To avoid rebasing this branch, I simply dropped the full RegularGridInterpolator class from this PR into _rgi.py, renamed it RGI2, and dropped a breakpoint into the __call__ method.

Comments below use the following toy example:

>>> X, Y = np.arange(5), np.arange(6)
>>> values = (X**3 + 2*X) * (Y**3)[:, None]
>>> rgi2 = RGI2((X, Y), values.T, method='cubic')

>>> x, y = 1.5, 0.5     # the evaluation point
>>> rgi2((x, y))

Then the result is (x**3 + 2*x) * y**3 and the gradient is [ (3*x**2 + 2) * y**3, (x**3 + 2*x) * 3*y**2 ]

[ev-br]

This line produces first_values = (X**3 + 2*X) * y**3 and first_derivs = (X**3 + 2* X) * 3*y**2 --- the 0th dimension is still a vector, and the second dimension (last in the array, first in the iteration) has y instead of Y.

[ev-br]

This if clause seems unreachable: the default value of first_dim_gradient is False, and the only way to call it with first_dim_gradient=True is guarded by if first_dim_gradient. Removing this clause completely makes things run fine.

[ev-br]

at this point, values = (X**3 + 2*X) * 0.5**3 and local_derivs = (X**3 + 2*X) * 3*(0.5)**2 : these are 1D arrays where the first dimension is an array, and the second dimension is a scalar, the 2nd element of the input xi array.

[ev-br]

This incantation interpolates the local_derivs --- which is a 1D array of derivatives at x[-1] (this is already computed!) and the X array with respect to the first dimension. The result is evaluated at x[0], which gives the derivative w.r.t. the first dimension at x[0].

[ev-br]

So, the current status of porting the gradient computations from this PR: the approach in this PR is quite ingenious indeed, and it can be used in user code today by just copy-pasting the RGI class from this PR, which is pure python. This is probably very slow since

• the approach is recursive in the number of dimensions, and
• each 1D interpolation constructs a throw-away BSpline object.

And the code get significantly more complicated as compared to the current RGI class which does evaluations but not gradients.

The long-term plan for scipy.interpolate is to finally implement an NdBSpline class to do evaluations of tensor product splines.
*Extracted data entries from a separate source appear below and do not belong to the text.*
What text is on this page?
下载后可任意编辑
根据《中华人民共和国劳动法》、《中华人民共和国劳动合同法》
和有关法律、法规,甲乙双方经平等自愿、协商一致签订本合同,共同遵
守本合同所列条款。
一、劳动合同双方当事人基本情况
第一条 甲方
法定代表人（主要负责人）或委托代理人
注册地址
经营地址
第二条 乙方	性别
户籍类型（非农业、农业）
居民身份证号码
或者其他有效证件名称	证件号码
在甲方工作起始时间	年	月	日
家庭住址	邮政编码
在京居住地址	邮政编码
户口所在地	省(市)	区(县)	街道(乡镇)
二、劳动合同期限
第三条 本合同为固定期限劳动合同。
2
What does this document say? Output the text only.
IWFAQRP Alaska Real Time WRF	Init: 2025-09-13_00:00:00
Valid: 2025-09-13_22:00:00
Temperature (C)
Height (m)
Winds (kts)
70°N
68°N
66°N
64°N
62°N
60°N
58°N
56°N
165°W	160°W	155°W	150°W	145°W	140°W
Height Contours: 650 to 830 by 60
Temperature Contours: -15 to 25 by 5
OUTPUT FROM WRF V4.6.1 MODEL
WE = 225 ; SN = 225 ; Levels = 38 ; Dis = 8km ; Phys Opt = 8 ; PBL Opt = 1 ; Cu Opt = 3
This would allow to compute derivatives much more easily and efficiently.
Therefore, I think we should hold on porting this, and re-evaluate once NdBSpline is implemented.
(Help with this is appreciated BTW).

I'm going to leave this PR open though, to make it more discoverable and to boost the "we want this" signal.

[ev-br]

A belated thank you @thearn for starting this project. While it took us an embarrassing amount of time to act, and not all of your code made it, the idea did strike a chord; the lengths you had to go to work around limitations of then-current scipy.interpolate served as a helpful guidance for improving the library. Thank you!

[thearn]

Thank you, @ev-br !